Plea deal ends case of man accused of killing Waterford toddler. ‘We don’t get our boy back’
A Sonora man has accepted a plea agreement in the 2019 death of Waterford toddler Koltyn Sparks.
Joseph Luke Maloney, 30, was sentenced Tuesday, Sept. 10, to six years in state prison after the second-degree murder charge was reduced to voluntary manslaughter. He will be released in about a year because of time already served in the Tuolumne County Jail and credits for good behavior.
Maloney was the boyfriend of Koltyn’s mother, Nicole Sparks, and was babysitting him at Maloney’s Shepherd Street home the night before the boy’s death.
An emergency room physician testified in 2021 that Koltyn had bruises all over his body, a lacerated liver and bleeding on his brain. A motive and possible weapons were not disclosed during that preliminary hearing, which ended with Maloney ordered to trial. Various delays kept the trial from happening.
The boy’s survivors reacted to Maloney’s plea deal on a Facebook page called Justice for Koltyn: “We are absolutely not happy. This is not what we wanted. This is not what he deserves . There is truly no justice. We don’t get our boy back, and the toll that has been inflicted upon us has been heartbreaking.”
Koltyn’s father speaks in court
Kolytn’s father is Joshua Blackwood, who spoke at the sentencing, according to the Union Democrat. “I hope you have that empty feeling in your heart forever, like I do,” he told the defendant.
The Sonora newspaper also reported that Nicole Sparks committed suicide last December. Family members said in court that her son’s death and the legal case contributed to it.
Nicole Sparks had been charged with child endangerment on the grounds that she should have known Maloney was an unfit babysitter. Judge Donald Segerstrom dismissed her case a few days after ordering Maloney to trial in Tuolumne Superior Court.
Maloney faced up to life in prison if convicted of second-degree murder.
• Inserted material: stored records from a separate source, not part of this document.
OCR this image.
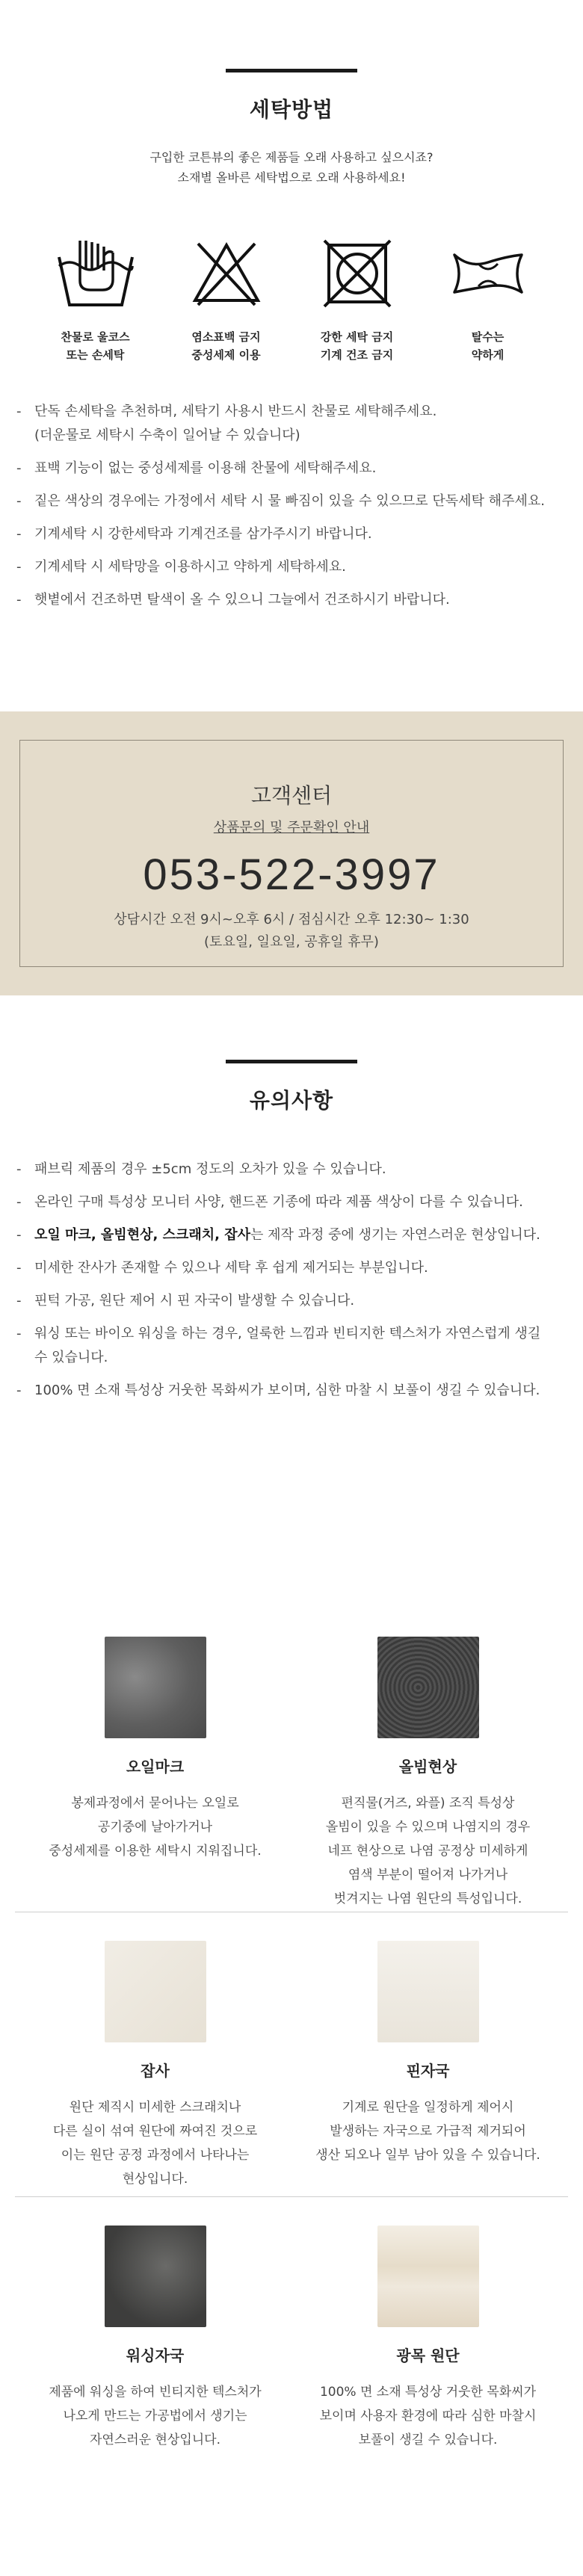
세탁방법
구입한 코튼뷰의 좋은 제품들 오래 사용하고 싶으시죠?
소재별 올바른 세탁법으로 오래 사용하세요!
찬물로 울코스
또는 손세탁
염소표백 금지
중성세제 이용
강한 세탁 금지
기계 건조 금지
탈수는
약하게
- 단독 손세탁을 추천하며, 세탁기 사용시 반드시 찬물로 세탁해주세요.
(더운물로 세탁시 수축이 일어날 수 있습니다)
- 표백 기능이 없는 중성세제를 이용해 찬물에 세탁해주세요.
- 짙은 색상의 경우에는 가정에서 세탁 시 물 빠짐이 있을 수 있으므로 단독세탁 해주세요.
- 기계세탁 시 강한세탁과 기계건조를 삼가주시기 바랍니다.
- 기계세탁 시 세탁망을 이용하시고 약하게 세탁하세요.
- 햇볕에서 건조하면 탈색이 올 수 있으니 그늘에서 건조하시기 바랍니다.
고객센터
상품문의 및 주문확인 안내
053-522-3997
상담시간 오전 9시~오후 6시 / 점심시간 오후 12:30~ 1:30
(토요일, 일요일, 공휴일 휴무)
유의사항
- 패브릭 제품의 경우 ±5cm 정도의 오차가 있을 수 있습니다.
- 온라인 구매 특성상 모니터 사양, 핸드폰 기종에 따라 제품 색상이 다를 수 있습니다.
- 오일 마크, 올빔현상, 스크래치, 잡사는 제작 과정 중에 생기는 자연스러운 현상입니다.
- 미세한 잔사가 존재할 수 있으나 세탁 후 쉽게 제거되는 부분입니다.
- 핀턱 가공, 원단 제어 시 핀 자국이 발생할 수 있습니다.
- 워싱 또는 바이오 워싱을 하는 경우, 얼룩한 느낌과 빈티지한 텍스처가 자연스럽게 생길 수 있습니다.
- 100% 면 소재 특성상 거웃한 목화씨가 보이며, 심한 마찰 시 보풀이 생길 수 있습니다.
오일마크
봉제과정에서 묻어나는 오일로
공기중에 날아가거나
중성세제를 이용한 세탁시 지워집니다.
올빔현상
편직물(거즈, 와플) 조직 특성상
올빔이 있을 수 있으며 나염지의 경우
네프 현상으로 나염 공정상 미세하게
염색 부분이 떨어져 나가거나
벗겨지는 나염 원단의 특성입니다.
잡사
원단 제직시 미세한 스크래치나
다른 실이 섞여 원단에 짜여진 것으로
이는 원단 공정 과정에서 나타나는
현상입니다.
핀자국
기계로 원단을 일정하게 제어시
발생하는 자국으로 가급적 제거되어
생산 되오나 일부 남아 있을 수 있습니다.
워싱자국
제품에 워싱을 하여 빈티지한 텍스처가
나오게 만드는 가공법에서 생기는
자연스러운 현상입니다.
광목 원단
100% 면 소재 특성상 거웃한 목화씨가
보이며 사용자 환경에 따라 심한 마찰시
보풀이 생길 수 있습니다.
He pleaded guilty to manslaughter before visiting Judge Harry Elias, who then ordered the sentence.
District Attorney Cassandra Jenecke told the Union Democrat that she consulted with Koltyn’s family before reaching the plea deal. It “shows that Joseph Maloney has admitted to causing an act that caused the death of Koltyn,” she said.
Defense attorney Charles Smith acknowledged to the newspaper that Maloney should have been more aware of Koltyn’s condition the night before he died. Smith also said experts would have testified at the trial that the injuries could have been inflicted by someone else earlier.
Family advocates for other abused kids
The Facebook page for Koltyn has tried to raise awareness about violence against children in general. It has advocated for a state law that would speed up notification to police when injured kids arrive at hospitals.
Koltyn’s paternal grandmother, Tracy Gulcynski, was featured in a Modesto Bee story in 2021 about delays in several such cases.
“In the meantime they missed out on … (the suspect’s) state of mind … if there were drugs and alcohol involved with the suspect,” she said. “They missed out on going to the crime scene and questioning the suspect. By the time everything rolled around and came together, he’d lawyered up and has never made a statement the whole two years.”